Recently I observed an issue with bringing up SQL Services in a clustered environment. In this particular Windows Failover Cluster, there are two instances of SQL Server that typically run on the same physical node in the cluster. All of the clustered services ran without issue on the primary node. When the instances were failed over to the second node, the SQL Server services would start, but the SQL Agent services would not start. Failover Cluster Manager was reporting Error 422 bringing resource online. Our investigation efforts ended up being fruitless as there was no additional detail reported in Failover Cluster Manager or the Event Log. There was no also SQLAGENT.OUT log file generated for that particular service start attempt.
Without any additional detail into the issue, we decided to see what would happen if we tried to start the services manually through the Windows Services console. This is when we discovered the issue. Someone had decided to be “helpful” and had reset the services to Disabled. I can only imagine that the thought process included: “The services don't normally run on this node in the cluster, so they don't ever need to run on this node, right?”

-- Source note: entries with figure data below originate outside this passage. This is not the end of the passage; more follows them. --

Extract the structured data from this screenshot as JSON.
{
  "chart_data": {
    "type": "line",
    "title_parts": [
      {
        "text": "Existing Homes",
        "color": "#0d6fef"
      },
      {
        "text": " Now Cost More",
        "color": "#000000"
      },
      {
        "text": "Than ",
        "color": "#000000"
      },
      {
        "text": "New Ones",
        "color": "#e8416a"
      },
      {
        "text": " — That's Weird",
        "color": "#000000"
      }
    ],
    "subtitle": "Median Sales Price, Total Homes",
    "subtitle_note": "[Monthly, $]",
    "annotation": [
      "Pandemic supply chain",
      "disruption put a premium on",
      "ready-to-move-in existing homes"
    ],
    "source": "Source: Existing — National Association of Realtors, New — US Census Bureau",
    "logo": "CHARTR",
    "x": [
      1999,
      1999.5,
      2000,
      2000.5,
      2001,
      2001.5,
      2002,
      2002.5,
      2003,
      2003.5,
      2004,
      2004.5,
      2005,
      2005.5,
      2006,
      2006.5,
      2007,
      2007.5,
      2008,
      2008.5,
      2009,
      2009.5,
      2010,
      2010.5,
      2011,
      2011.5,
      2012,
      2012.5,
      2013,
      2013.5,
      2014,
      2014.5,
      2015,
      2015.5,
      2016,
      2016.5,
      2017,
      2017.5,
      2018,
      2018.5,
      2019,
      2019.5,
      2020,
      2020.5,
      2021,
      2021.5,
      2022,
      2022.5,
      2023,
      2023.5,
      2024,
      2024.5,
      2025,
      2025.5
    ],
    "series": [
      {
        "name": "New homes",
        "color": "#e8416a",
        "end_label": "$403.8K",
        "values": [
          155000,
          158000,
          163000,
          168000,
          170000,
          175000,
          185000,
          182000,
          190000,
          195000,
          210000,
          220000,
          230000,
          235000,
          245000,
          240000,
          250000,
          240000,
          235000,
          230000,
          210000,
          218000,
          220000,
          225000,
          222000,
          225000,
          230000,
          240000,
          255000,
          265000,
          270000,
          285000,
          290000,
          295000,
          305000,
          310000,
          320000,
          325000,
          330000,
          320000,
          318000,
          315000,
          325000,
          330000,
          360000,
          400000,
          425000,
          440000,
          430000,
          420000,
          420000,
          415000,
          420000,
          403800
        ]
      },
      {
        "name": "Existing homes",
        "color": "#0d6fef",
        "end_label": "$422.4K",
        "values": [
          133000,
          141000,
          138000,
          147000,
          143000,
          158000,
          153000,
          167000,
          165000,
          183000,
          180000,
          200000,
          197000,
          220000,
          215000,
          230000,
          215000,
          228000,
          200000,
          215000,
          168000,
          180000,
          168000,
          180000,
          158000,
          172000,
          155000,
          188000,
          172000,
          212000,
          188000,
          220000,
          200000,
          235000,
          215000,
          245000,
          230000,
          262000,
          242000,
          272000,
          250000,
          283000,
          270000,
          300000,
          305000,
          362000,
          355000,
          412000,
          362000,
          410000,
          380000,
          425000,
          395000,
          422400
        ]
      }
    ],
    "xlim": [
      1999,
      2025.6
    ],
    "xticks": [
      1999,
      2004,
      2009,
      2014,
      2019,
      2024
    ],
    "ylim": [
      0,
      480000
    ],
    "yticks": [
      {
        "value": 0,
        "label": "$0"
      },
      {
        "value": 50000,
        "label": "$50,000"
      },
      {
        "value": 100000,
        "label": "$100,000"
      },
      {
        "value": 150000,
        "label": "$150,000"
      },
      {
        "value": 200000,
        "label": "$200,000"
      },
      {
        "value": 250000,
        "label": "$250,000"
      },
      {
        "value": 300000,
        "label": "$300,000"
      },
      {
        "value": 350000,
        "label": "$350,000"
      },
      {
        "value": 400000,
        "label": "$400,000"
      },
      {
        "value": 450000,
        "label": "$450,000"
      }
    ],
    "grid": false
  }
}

Once the SQL Agent services were reset to Manual (they should not be set to Automatic in a Windows Failover Cluster), we were able to bring the clustered SQL Agent services online through Failover Cluster Manager without issue and the cluster reported that it was completely healthy.
There are a few other scenarios that can cause this issue, but hopefully this helps if you also have someone “helpful” reset your clustered services to Disabled.